If the parent's cannot agree there is only one solution - an emergency Court Application. This can be effective and Judges are well used to dealing with such disputes. The Government likes people to Mediate - particularly in Children Act Applications.  Sometimes there is not time to Mediate. Sometimes the other party can deliberately delay matters with no intention of Mediating. Whatever the circumstances a Court Application can be made quickly if appropriate. Each case is decided on its own facts and the overriding principle is what is in the child's best interest. Where parent's views differ sometimes a judge is needed to decide.

Friday, July 04, 2014

Is £700,000.00 legal fees value for money?

Here is a post that was lying fallow in my draft box:

A Judge has expressed despair over a wealthy family that have legal fees in excess of £700,000.00 and their case is still focused on a preliminary issue as reported in The Telegraph

This is a long marriage of 43 years and involves the wife objecting to the husband gifting assets to their son which she deems unfair to her and her daughters. The husband lacks capacity and may need to be represented by the official solicitor.  He is worth £50 million, so perhaps the cost of £500000 each to gain millions is a price worth paying, or maybe they just need to fight.

Litigation involves a dilemma of mindset. The wife has a claim.  In simple terms her claim may be £80 out of a total of £100. She would accept £70. The husband believes she is due no more than £50 so he will risk £30 to avoid the guaranteed loss of £20. The wife will accept the guaranteed loss of £10 for the guaranteed gain of £20 in her offer.

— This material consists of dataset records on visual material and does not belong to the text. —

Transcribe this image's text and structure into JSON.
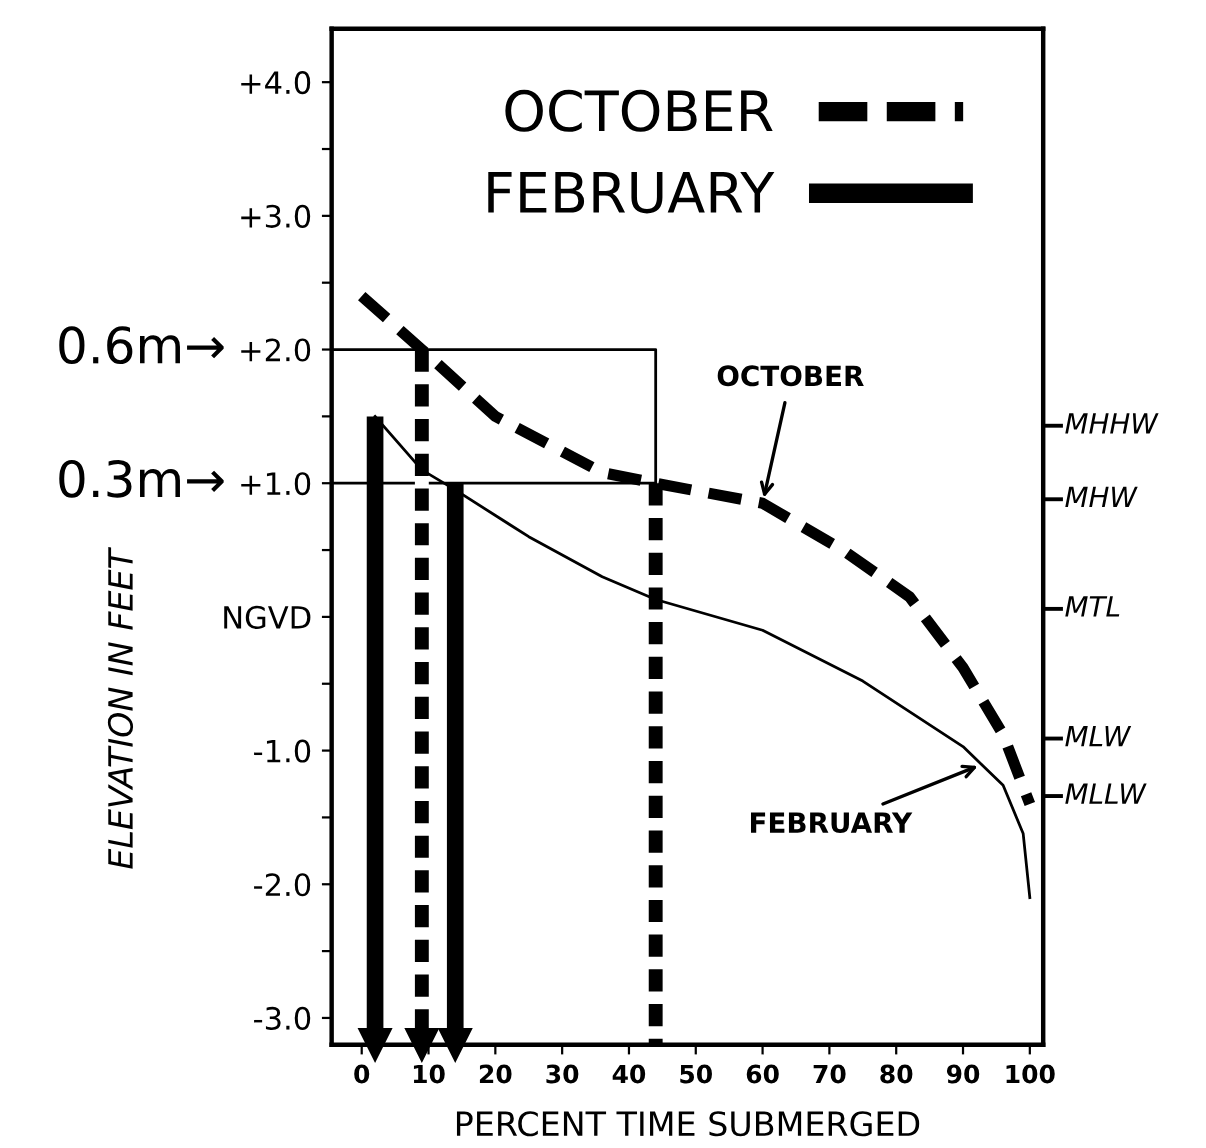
{
  "chart_data": {
    "type": "line",
    "xlabel": "PERCENT TIME SUBMERGED",
    "ylabel": "ELEVATION IN FEET",
    "xlim": [
      -4.5,
      102
    ],
    "xticks": [
      0,
      10,
      20,
      30,
      40,
      50,
      60,
      70,
      80,
      90,
      100
    ],
    "ylim": [
      -3.2,
      4.4
    ],
    "yticks": [
      {
        "value": 4.0,
        "label": "+4.0"
      },
      {
        "value": 3.5,
        "label": null
      },
      {
        "value": 3.0,
        "label": "+3.0"
      },
      {
        "value": 2.5,
        "label": null
      },
      {
        "value": 2.0,
        "label": "+2.0"
      },
      {
        "value": 1.5,
        "label": null
      },
      {
        "value": 1.0,
        "label": "+1.0"
      },
      {
        "value": 0.5,
        "label": null
      },
      {
        "value": 0,
        "label": "NGVD"
      },
      {
        "value": -0.5,
        "label": null
      },
      {
        "value": -1.0,
        "label": "-1.0"
      },
      {
        "value": -1.5,
        "label": null
      },
      {
        "value": -2.0,
        "label": "-2.0"
      },
      {
        "value": -2.5,
        "label": null
      },
      {
        "value": -3.0,
        "label": "-3.0"
      }
    ],
    "grid": false,
    "legend": "top",
    "series": [
      {
        "name": "OCTOBER",
        "color": "#000000",
        "line_style": "dashed",
        "x": [
          0,
          9,
          20,
          36,
          44,
          60,
          72,
          82,
          90,
          96,
          100
        ],
        "values": [
          2.4,
          2.0,
          1.5,
          1.08,
          1.0,
          0.85,
          0.5,
          0.15,
          -0.38,
          -0.88,
          -1.4
        ]
      },
      {
        "name": "FEBRUARY",
        "color": "#000000",
        "line_style": "solid",
        "x": [
          2,
          9,
          14,
          25,
          36,
          44,
          60,
          75,
          90,
          96,
          99,
          100
        ],
        "values": [
          1.5,
          1.1,
          0.95,
          0.6,
          0.3,
          0.13,
          -0.1,
          -0.48,
          -0.97,
          -1.26,
          -1.62,
          -2.1
        ]
      },
      {
        "color": "#000000",
        "line_style": "solid",
        "x": [
          -4.5,
          44,
          44
        ],
        "values": [
          2.0,
          2.0,
          1.0
        ]
      },
      {
        "color": "#000000",
        "line_style": "solid",
        "x": [
          -4.5,
          44
        ],
        "values": [
          1.0,
          1.0
        ]
      },
      {
        "color": "#000000",
        "line_style": "solid",
        "marker": "triangle",
        "x": [
          2,
          2
        ],
        "values": [
          1.5,
          -3.2
        ]
      },
      {
        "color": "#000000",
        "line_style": "dashed",
        "marker": "triangle",
        "x": [
          9,
          9
        ],
        "values": [
          2.0,
          -3.2
        ]
      },
      {
        "color": "#000000",
        "line_style": "solid",
        "marker": "triangle",
        "x": [
          14,
          14
        ],
        "values": [
          1.0,
          -3.2
        ]
      },
      {
        "color": "#000000",
        "line_style": "dashed",
        "x": [
          44,
          44
        ],
        "values": [
          1.0,
          -3.2
        ]
      }
    ],
    "annotations": [
      {
        "text": "OCTOBER",
        "x": 60,
        "y": 0.85
      },
      {
        "text": "FEBRUARY",
        "x": 93,
        "y": -1.1
      },
      {
        "text": "0.6m→",
        "x": -4.5,
        "y": 2.0
      },
      {
        "text": "0.3m→",
        "x": -4.5,
        "y": 1.0
      }
    ],
    "ref_lines": [
      {
        "axis": "y",
        "value": 1.43,
        "label": "MHHW"
      },
      {
        "axis": "y",
        "value": 0.88,
        "label": "MHW"
      },
      {
        "axis": "y",
        "value": 0.06,
        "label": "MTL"
      },
      {
        "axis": "y",
        "value": -0.91,
        "label": "MLW"
      },
      {
        "axis": "y",
        "value": -1.34,
        "label": "MLLW"
      }
    ]
  }
}
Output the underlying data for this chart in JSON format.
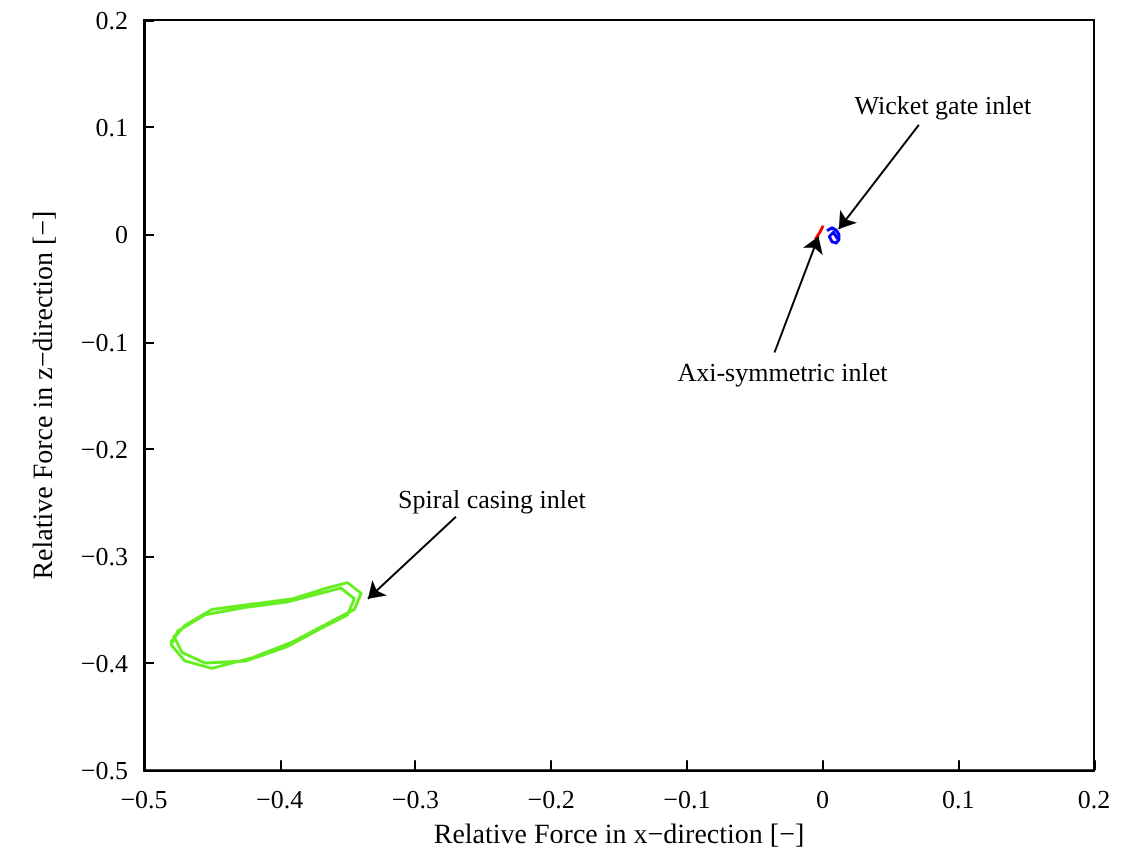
{
  "chart_data": {
    "type": "line",
    "xlabel": "Relative Force in x−direction [−]",
    "ylabel": "Relative Force in z−direction [−]",
    "xlim": [
      -0.5,
      0.2
    ],
    "xticks": [
      -0.5,
      -0.4,
      -0.3,
      -0.2,
      -0.1,
      0,
      0.1,
      0.2
    ],
    "ylim": [
      -0.5,
      0.2
    ],
    "yticks": [
      -0.5,
      -0.4,
      -0.3,
      -0.2,
      -0.1,
      0,
      0.1,
      0.2
    ],
    "grid": false,
    "marker": "none",
    "line_style": "solid",
    "series": [
      {
        "color": "#66ee22",
        "x": [
          -0.48,
          -0.47,
          -0.45,
          -0.42,
          -0.39,
          -0.365,
          -0.35,
          -0.34,
          -0.345,
          -0.36,
          -0.39,
          -0.42,
          -0.45,
          -0.47,
          -0.48,
          -0.475,
          -0.455,
          -0.425,
          -0.395,
          -0.37,
          -0.355,
          -0.345,
          -0.35,
          -0.37,
          -0.395,
          -0.425,
          -0.455,
          -0.472,
          -0.478
        ],
        "values": [
          -0.38,
          -0.365,
          -0.35,
          -0.345,
          -0.34,
          -0.33,
          -0.325,
          -0.335,
          -0.35,
          -0.36,
          -0.38,
          -0.395,
          -0.405,
          -0.398,
          -0.383,
          -0.37,
          -0.355,
          -0.348,
          -0.343,
          -0.335,
          -0.33,
          -0.34,
          -0.355,
          -0.368,
          -0.385,
          -0.398,
          -0.4,
          -0.39,
          -0.375
        ]
      },
      {
        "color": "#0000ff",
        "x": [
          0.004,
          0.007,
          0.01,
          0.012,
          0.012,
          0.01,
          0.007,
          0.005,
          0.008,
          0.011
        ],
        "values": [
          0.004,
          0.006,
          0.004,
          0.0,
          -0.005,
          -0.008,
          -0.007,
          -0.002,
          0.002,
          -0.004
        ]
      },
      {
        "color": "#ff0000",
        "x": [
          -0.005,
          -0.002,
          0.0
        ],
        "values": [
          -0.004,
          0.002,
          0.007
        ]
      }
    ],
    "annotations": [
      {
        "text": "Wicket gate inlet",
        "x": 0.012,
        "y": 0.005
      },
      {
        "text": "Axi-symmetric inlet",
        "x": -0.003,
        "y": -0.002
      },
      {
        "text": "Spiral casing inlet",
        "x": -0.335,
        "y": -0.34
      }
    ]
  }
}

The closer the litigation gets the more likely the wife is to settle and the more likely the husband is to gamble.The dilemma of the defendant - although the risk of loss is a greater probability the thought of victory takes over.

What would you do if it was the last day of your life?

Settle or gamble?

Family litigation is a gamble.

Life is a game.

Make sure you are playing by the same rules.  When the knives are out they are out and turning back can become an impossibility.

You may win but at what cost?  And I am not talking about money...

What I do:

Outline the best and worst case.

Give you the odds.

Give my advice and opinion.

If you pay for advice the choice of whether you follow it or not is yours... after all it is only money.